Family Trust Distribution Tax – General Interest Charge Remission Window

ATO’s focus on trusts

On 28 August 2025, the ATO’s Assistant Commissioner (Private Wealth Division) stated that the ATO was seeing an increase in Family Trust Distribution Tax (FTDT) issues due to inadequate record keeping; succession planning; intergenerational expansion of businesses; and the evolution of private groups.

The ATO states that it has been working to raise the awareness of FTDT applying to historical distributions.

The ATO has now allowed a window (up to 31 December 2026) to disclose any historical FTDT triggering indiscretions and receive a good outcome in relation to the General Interest Charge (GIC).

Family Trust Distribution Tax

Many discretionary trusts have made a Family Trust Election (FTE). The FTE nominates a “test individual” whose family members are treated as permissible beneficiaries for tax purposes.

Certain entities are also part of the family but only where the family members have fixed entitlements to all the income and capital of that entity. Entities can also be covered by way of an interposed entity election.

Trustees often make an FTE to qualify as a “family trust”, so that the trust can use historical and current losses to reduce net income without needing to satisfy the continuity of control and beneficial ownership tests.

Discretionary trusts must also be “family trusts” for their beneficiaries to satisfy the “qualified person” rules and receive imputation benefits attached to franked distributions comprised in the trust’s net income.

Where a trust has made an FTE at any point, distributions outside the defined family group attract FTDT at the top marginal tax rate (45%).

The Commissioner can amend an assessment at any time (without normal amendment period limitations) to include FTDT.

Critically, FTDT applies automatically, meaning that distributions outside the family group are already subject to FTDT, whether or not the trustee (or ATO) is aware of it. Trustees can therefore be made liable for distributions outside the family group made (many) years ago.

The directors of a corporate trustee are jointly and severally liable for FTDT.

The ATO has no power to waive FTDT once it has been triggered. As GIC compounds daily, an historical tax debt can easily snowball into an avalanche by the time it is discovered.

GIC remission window

Unlike the imposition of FTDT, the ATO does have discretion as to whether the GIC can be remitted.
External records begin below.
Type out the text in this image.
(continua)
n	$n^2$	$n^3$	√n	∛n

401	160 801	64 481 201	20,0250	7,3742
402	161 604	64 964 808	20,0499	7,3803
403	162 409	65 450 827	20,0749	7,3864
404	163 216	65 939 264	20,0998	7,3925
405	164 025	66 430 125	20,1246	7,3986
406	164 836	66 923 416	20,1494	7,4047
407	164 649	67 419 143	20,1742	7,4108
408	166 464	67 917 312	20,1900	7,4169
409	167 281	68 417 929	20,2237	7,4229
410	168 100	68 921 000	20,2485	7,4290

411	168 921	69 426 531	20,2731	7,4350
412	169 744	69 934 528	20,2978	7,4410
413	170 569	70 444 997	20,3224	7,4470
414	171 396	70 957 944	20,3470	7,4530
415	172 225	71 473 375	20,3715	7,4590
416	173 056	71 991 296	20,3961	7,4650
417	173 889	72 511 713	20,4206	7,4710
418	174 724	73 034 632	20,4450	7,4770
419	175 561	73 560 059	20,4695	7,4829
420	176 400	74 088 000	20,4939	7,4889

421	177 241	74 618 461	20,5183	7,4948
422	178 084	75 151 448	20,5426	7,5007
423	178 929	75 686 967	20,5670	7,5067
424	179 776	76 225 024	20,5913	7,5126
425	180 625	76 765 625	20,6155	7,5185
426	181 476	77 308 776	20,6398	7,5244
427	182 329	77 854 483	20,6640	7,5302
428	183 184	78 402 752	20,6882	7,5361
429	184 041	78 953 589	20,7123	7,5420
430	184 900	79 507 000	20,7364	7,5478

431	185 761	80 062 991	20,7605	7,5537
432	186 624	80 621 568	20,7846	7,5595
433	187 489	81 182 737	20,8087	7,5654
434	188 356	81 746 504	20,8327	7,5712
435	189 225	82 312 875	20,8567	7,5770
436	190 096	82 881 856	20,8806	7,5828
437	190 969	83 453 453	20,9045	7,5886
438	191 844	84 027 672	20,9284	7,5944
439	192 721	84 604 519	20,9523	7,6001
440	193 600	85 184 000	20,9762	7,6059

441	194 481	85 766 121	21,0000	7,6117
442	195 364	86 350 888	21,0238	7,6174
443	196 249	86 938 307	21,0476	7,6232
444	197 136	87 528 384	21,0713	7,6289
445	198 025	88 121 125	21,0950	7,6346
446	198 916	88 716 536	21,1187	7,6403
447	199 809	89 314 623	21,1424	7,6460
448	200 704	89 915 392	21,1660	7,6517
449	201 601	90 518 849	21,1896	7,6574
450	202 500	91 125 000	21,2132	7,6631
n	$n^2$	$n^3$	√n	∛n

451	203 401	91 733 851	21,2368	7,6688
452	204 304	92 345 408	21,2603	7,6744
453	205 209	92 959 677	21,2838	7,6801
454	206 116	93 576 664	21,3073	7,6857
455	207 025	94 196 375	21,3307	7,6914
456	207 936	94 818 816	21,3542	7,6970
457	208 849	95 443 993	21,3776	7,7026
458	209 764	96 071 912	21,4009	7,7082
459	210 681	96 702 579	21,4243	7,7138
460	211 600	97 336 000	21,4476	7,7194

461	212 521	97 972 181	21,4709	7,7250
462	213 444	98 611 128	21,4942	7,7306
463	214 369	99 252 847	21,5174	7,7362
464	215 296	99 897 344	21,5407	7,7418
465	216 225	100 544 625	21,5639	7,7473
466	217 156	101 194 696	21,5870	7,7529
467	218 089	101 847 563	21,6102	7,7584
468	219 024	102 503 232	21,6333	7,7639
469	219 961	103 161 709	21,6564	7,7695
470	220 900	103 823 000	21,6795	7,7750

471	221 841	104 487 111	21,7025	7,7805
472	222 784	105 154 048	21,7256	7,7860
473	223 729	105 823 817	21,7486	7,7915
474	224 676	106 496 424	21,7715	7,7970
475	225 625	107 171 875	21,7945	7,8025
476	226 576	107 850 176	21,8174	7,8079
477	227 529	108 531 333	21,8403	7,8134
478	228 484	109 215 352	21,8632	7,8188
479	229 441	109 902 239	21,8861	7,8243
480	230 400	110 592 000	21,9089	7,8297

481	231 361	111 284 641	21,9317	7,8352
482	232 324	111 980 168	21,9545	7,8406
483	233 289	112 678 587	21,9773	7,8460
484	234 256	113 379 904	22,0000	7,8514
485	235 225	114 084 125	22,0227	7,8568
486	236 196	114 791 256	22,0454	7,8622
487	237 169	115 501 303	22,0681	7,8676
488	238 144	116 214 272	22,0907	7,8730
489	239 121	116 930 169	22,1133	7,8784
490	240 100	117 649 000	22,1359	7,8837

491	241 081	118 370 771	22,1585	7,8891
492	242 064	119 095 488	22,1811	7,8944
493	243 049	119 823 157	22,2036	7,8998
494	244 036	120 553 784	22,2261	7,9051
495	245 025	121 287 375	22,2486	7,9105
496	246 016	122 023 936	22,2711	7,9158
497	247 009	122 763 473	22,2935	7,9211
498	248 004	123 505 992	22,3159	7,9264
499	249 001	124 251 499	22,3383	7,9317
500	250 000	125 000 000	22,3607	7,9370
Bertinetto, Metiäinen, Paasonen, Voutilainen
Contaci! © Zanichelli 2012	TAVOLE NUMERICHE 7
In the case of a trustee’s not paying FTDT due to an inadvertent error, the ATO can remit GIC if the trustee took reasonable steps to mitigate the circumstances and it is “fair and reasonable” to remit the GIC.

The ATO has given some specific guidance on what will be considered “fair and reasonable” in relation to historical FTDT debts which are disclosed before 31 December 2026.

Where the trust has taken reasonable steps to mitigate the effects of those circumstances, the ATO may consider it fair and reasonable to remit GIC by 80% where the trustee has:

(1)          self-reviewed their FTDT liability (before a review has commenced);

(2)          lodged a FTDT payment advice form;

(3)          paid the FTDT; and

(4)          provided the ATO with a GIC remission request with sufficient information to allow them to decide that it was fair and reasonable.

If the disclosure comes during the early stages of review (i.e. after the trustee has been notified that the ATO is looking into the matter) the remission will be less than 80%.

In one sense, it is not a true “amnesty” in that the ATO reserves the right to remit or not on a case by case basis.

In saying that, provided the trustee makes the disclosure before an ATO review starts and it can be demonstrated that failure to pay FTDT was a genuine error, taxpayers can reasonably expect 80% remission of interest.

The 31 December 2026 deadline suggests that remission will become significantly more difficult from 1 January 2027.  Experience with other formal and informal concession regimes for voluntary disclosure of historical liabilities – such as the SGC amnesty, which ended in 2020 – indicates that compliance activity is likely to increase after the concession period closes.  Remission requests made after that date can therefore be expected to face a much higher bar, and to succeed only in demonstrably exceptional circumstances.

Act now

If ever there was a time to review trusts for undiscovered FTEs and a hidden FTDT liability – as unpalatable as that may sound – that time is now.